WATCH: Stenhouse discusses wreck

With post-race fireworks popping off behind them in the background, Stenhouse and Busch had a brief verbal confrontation that escalated into a physical showdown between the two drivers and their crews in the NASCAR Cup Series garage, a nasty spat that triggered memories of North Wilkesboro’s rough-and-tumble past. Both drivers went to the ground, and the mounting frustrations of both the night and their seasons overall reached a tipping point.

“I don’t give a [expletive], and I suck just as bad as you!” Busch yelled at his rival, less than a minute after Stenhouse landed a right hand to Busch’s left cheek.

Stenhouse’s night was over early after jostling in the pack with Busch’s No. 8 Richard Childress Racing Chevrolet led to a series of bumps that landed the No. 47 Chevy in the outside retaining wall. Stenhouse limped the crumpled heap back to pit road, sending a message by parking in the No. 8 team’s stall and dismounting.

Before walking for a mandatory check at the infield care center, Stenhouse climbed the No. 8 pit box’s ladder and had words with Busch’s crew. In his post-crash interview, Stenhouse made a “hold my watch” reference, calling back to a long-ago physical scuffle that Busch had with his current car owner. He also said that nothing Busch could say would comfort him, and that “I’ll handle it.” Pressed for what that might entail, Stenhouse said: “Eh, you can just watch afterwards.”

The 36-year-old driver was a man of his word, and when Busch rounded the corner through the break in the pit-road wall toward the garage, Stenhouse was waiting for him at the back of the No. 8 hauler.

“I mean, it’s the first lap of the race,” Busch said as he explained his side of their contact during his final strides to the post-race face-off. “We don’t even have water temp in the car yet and we’re wrecking off of (Turn) 2. … I’m tired of getting run over — by everybody. But that’s what everybody does. Everybody runs over everybody to pass everybody.”

The discussion lasted only a short bit, with the debate intensifying over who ran into whom, and just how much running room there actually was. “I don’t believe you,” Busch said, and Stenhouse replied, “Go back and watch it,” before throwing a hard right.

Busch was scored 10th in the All-Star main event, and Stenhouse was last in the 20-car invitational field. And though the All-Star event had no bearing on the season-long points, both drivers’ position in the Cup Series standings was another source of irritation. Busch is winless and 13th in the standings with just a pair of top-five finishes so far this year, and Stenhouse sits 26th with just one top five midway through the regular season.

MORE: 2024 Cup Series standings | 2024 Cup Series schedule

Stenhouse said that his All-Star displeasure with Busch has far deeper roots.
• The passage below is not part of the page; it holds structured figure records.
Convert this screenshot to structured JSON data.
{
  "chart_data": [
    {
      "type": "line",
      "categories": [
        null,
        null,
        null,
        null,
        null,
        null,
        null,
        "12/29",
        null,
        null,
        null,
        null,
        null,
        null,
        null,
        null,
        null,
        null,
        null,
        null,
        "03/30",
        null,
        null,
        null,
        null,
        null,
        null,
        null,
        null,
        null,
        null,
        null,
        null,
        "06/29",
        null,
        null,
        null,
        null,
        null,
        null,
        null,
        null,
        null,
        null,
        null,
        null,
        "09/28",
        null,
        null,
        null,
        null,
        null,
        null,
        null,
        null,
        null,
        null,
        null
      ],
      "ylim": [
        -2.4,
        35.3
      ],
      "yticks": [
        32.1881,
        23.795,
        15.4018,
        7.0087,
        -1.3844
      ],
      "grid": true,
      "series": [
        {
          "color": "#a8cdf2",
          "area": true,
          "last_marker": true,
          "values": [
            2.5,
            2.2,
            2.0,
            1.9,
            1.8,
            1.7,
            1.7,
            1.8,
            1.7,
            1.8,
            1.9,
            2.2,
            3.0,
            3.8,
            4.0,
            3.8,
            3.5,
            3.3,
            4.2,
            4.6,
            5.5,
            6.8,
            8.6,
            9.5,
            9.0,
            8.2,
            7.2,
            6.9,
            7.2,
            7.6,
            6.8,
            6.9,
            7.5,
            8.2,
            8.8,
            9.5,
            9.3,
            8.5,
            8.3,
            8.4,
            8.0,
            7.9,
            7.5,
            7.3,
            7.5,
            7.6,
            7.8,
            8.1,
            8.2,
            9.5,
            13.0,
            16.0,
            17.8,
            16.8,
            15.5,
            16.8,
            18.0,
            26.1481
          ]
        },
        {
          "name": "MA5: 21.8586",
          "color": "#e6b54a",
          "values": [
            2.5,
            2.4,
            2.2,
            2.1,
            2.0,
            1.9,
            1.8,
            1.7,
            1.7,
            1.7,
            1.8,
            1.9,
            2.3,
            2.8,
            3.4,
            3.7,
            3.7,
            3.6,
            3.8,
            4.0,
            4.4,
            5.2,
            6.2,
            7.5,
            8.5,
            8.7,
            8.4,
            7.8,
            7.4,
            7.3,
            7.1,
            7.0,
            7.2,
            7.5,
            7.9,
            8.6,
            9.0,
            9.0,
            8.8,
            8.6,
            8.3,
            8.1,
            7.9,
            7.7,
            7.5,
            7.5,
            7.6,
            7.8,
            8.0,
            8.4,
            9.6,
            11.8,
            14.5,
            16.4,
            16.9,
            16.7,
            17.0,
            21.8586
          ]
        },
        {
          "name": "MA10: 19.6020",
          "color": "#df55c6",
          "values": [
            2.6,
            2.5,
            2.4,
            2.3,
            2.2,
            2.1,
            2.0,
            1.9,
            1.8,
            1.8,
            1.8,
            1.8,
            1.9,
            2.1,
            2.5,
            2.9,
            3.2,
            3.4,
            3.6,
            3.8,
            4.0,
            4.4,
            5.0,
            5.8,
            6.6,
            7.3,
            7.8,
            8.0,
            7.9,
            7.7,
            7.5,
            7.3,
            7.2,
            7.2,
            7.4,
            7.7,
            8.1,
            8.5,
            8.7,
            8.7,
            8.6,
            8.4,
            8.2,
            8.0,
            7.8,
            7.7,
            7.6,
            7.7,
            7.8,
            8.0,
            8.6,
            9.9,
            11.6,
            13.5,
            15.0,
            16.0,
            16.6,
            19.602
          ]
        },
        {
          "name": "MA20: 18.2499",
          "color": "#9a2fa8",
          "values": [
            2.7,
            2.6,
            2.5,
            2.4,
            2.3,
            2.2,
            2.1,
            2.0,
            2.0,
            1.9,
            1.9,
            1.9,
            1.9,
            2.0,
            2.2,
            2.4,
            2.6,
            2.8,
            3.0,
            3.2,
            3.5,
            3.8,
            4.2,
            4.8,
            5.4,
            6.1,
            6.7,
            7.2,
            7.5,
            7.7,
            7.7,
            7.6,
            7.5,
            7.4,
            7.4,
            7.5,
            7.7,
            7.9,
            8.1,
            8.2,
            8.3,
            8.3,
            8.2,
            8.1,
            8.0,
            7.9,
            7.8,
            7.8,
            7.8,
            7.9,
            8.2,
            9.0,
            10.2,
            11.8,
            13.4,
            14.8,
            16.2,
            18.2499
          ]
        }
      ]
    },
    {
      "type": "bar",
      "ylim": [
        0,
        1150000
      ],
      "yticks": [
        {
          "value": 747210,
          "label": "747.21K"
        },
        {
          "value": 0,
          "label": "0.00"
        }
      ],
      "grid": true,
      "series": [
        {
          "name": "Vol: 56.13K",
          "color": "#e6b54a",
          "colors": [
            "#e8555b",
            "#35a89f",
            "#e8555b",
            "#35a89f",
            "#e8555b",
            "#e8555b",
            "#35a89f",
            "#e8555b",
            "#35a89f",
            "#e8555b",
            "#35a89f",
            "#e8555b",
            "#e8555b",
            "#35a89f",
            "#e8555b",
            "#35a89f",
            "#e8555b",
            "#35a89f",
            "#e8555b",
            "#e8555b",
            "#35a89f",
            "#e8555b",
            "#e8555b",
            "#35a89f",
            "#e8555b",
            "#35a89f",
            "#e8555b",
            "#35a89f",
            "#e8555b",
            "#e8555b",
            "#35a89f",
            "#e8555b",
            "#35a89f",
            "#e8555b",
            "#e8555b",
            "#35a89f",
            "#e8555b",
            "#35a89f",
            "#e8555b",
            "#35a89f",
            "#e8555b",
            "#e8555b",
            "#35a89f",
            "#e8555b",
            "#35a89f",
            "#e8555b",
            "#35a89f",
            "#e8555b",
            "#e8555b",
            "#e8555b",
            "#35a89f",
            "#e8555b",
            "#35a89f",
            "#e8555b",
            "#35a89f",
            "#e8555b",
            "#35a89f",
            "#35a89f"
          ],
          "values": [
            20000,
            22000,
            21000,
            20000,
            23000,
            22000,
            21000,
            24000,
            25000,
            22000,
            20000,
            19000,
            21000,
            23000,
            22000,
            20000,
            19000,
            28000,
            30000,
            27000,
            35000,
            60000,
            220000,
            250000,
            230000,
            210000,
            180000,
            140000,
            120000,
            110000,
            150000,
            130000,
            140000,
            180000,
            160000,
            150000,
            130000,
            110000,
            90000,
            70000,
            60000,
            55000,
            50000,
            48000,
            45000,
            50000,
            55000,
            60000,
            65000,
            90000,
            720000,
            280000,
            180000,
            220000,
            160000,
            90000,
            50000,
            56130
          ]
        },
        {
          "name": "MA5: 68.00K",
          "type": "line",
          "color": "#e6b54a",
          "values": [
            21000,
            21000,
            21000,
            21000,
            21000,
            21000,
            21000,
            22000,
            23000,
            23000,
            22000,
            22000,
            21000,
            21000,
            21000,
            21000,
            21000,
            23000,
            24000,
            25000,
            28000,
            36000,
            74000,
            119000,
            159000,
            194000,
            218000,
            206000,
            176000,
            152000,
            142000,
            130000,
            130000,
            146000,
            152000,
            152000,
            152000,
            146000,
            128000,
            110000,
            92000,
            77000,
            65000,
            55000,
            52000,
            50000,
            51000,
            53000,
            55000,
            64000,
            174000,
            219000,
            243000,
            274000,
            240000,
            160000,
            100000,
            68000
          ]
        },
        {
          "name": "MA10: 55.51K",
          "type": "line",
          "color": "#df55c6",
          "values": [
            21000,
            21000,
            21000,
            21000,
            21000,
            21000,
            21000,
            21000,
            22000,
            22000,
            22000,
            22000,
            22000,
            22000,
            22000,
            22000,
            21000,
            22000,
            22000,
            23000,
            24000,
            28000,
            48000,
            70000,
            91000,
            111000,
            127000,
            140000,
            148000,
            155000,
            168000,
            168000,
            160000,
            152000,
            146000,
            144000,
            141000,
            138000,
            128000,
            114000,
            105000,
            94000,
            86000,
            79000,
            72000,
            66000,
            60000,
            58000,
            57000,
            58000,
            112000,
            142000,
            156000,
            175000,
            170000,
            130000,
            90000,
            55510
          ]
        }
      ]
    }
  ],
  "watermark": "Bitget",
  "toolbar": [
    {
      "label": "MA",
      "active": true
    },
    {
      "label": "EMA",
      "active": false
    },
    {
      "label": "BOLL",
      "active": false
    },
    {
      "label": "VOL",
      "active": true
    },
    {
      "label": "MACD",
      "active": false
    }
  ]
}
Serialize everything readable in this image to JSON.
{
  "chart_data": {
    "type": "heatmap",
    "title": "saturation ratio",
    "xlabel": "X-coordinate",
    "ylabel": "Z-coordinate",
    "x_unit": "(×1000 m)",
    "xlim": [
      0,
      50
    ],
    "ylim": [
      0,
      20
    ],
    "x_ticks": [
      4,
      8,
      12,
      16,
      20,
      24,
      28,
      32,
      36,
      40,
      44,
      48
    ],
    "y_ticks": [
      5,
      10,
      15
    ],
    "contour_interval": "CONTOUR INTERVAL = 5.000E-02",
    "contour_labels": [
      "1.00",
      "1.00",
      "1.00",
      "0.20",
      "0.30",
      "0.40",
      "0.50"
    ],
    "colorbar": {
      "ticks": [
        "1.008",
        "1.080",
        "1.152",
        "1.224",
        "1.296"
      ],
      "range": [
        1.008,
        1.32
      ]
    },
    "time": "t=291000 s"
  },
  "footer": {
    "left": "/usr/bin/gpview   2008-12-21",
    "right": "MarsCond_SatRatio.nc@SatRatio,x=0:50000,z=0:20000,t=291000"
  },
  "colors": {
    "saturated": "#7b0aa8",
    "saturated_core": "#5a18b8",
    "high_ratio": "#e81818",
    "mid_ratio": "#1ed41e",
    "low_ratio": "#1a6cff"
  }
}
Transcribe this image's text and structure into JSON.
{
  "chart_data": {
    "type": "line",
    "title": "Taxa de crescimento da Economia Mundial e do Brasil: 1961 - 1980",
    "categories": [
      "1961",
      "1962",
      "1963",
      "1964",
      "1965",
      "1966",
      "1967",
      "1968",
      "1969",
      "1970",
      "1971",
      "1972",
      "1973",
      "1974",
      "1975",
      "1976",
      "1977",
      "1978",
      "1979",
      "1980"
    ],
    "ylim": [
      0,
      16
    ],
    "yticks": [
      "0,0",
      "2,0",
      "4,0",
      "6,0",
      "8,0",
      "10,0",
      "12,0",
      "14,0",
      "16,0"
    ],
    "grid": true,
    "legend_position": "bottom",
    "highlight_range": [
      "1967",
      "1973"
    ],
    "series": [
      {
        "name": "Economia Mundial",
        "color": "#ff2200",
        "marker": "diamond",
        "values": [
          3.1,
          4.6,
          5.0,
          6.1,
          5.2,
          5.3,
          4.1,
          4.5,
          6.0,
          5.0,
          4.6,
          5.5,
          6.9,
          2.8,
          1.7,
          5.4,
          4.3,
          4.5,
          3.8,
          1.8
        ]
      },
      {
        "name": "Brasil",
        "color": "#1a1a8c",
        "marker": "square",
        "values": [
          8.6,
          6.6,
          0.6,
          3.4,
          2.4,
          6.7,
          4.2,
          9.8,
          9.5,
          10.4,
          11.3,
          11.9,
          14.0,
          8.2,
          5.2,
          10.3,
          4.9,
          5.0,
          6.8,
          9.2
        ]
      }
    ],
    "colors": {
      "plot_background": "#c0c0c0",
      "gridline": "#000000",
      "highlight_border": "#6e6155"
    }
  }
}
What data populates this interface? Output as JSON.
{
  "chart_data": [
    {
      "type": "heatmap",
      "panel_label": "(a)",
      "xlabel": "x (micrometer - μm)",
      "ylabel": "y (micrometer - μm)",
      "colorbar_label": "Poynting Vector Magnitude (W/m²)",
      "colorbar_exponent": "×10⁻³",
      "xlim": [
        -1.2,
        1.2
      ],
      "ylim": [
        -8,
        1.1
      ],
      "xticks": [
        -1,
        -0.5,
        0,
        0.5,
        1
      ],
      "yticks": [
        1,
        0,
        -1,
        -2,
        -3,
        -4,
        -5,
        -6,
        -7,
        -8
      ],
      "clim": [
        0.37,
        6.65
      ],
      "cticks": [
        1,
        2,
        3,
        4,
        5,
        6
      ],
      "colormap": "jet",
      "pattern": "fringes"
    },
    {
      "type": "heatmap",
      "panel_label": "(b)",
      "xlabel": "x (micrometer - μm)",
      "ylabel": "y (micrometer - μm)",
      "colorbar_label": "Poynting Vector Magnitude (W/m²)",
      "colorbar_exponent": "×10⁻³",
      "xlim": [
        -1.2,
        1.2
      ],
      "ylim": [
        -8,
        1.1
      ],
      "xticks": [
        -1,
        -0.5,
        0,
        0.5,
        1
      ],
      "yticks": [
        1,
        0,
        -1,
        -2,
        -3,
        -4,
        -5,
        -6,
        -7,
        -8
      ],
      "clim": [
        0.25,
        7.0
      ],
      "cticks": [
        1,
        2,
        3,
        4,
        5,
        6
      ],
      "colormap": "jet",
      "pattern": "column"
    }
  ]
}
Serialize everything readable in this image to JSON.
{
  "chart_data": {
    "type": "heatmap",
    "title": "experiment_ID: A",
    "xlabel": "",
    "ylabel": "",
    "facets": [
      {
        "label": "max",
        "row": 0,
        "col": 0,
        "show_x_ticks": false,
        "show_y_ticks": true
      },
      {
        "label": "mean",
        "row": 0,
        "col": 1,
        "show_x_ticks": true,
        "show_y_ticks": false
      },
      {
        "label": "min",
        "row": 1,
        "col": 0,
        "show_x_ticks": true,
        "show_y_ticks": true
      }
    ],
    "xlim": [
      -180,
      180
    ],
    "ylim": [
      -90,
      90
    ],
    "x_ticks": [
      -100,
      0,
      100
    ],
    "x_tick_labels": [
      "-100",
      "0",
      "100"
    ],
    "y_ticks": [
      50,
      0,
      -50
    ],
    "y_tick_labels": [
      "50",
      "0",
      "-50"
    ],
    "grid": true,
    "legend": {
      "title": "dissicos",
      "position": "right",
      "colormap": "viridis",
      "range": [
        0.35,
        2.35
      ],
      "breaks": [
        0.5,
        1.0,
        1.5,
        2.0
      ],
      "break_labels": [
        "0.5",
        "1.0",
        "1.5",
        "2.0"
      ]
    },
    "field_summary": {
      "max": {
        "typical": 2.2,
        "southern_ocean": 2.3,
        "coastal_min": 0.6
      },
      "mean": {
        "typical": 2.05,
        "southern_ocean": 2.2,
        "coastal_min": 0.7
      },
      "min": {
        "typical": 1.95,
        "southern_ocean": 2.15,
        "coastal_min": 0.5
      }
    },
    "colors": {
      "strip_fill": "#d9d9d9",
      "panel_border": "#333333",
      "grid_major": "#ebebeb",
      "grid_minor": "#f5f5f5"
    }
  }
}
“I wrecked him one time at Daytona, and he’s been kind of bad-mouthing me ever since then,” Stenhouse said after the fracas. “I feel like we get along with each other OK outside the race track. I talk to him quite a bit. I’m not sure why he was so mad that — I shoved it three-wide, but he hit the fence and kind of came off the wall and ran into me, and when I was talking to him, he kept saying that I wrecked him.

“Yeah, just definitely built-up frustration with how he runs his mouth all the time about myself. But I know he’s frustrated because he doesn’t run near as good as he used to, and I understand that. We’re a single-car team over here. We’re working really hard to go out and get better each and every weekend, and we had a really good game plan coming in. Our car was really strong Friday in practice. I was looking forward to running to the front. I think we had passed a couple cars there and I was excited for the rest of the night, and he ruined it.”

Instead, the rest of the night was spent inside the historic 0.625-mile track, where — as an old-school flourish — a crossover gate is the only means of exiting.

“Being stuck in here definitely doesn’t help the frustration,” Stenhouse said. “If there was a tunnel, I’d have probably been home watching the end of that, but here we are.”

According to FOX Sports, Busch declined a request for a post-fight interview.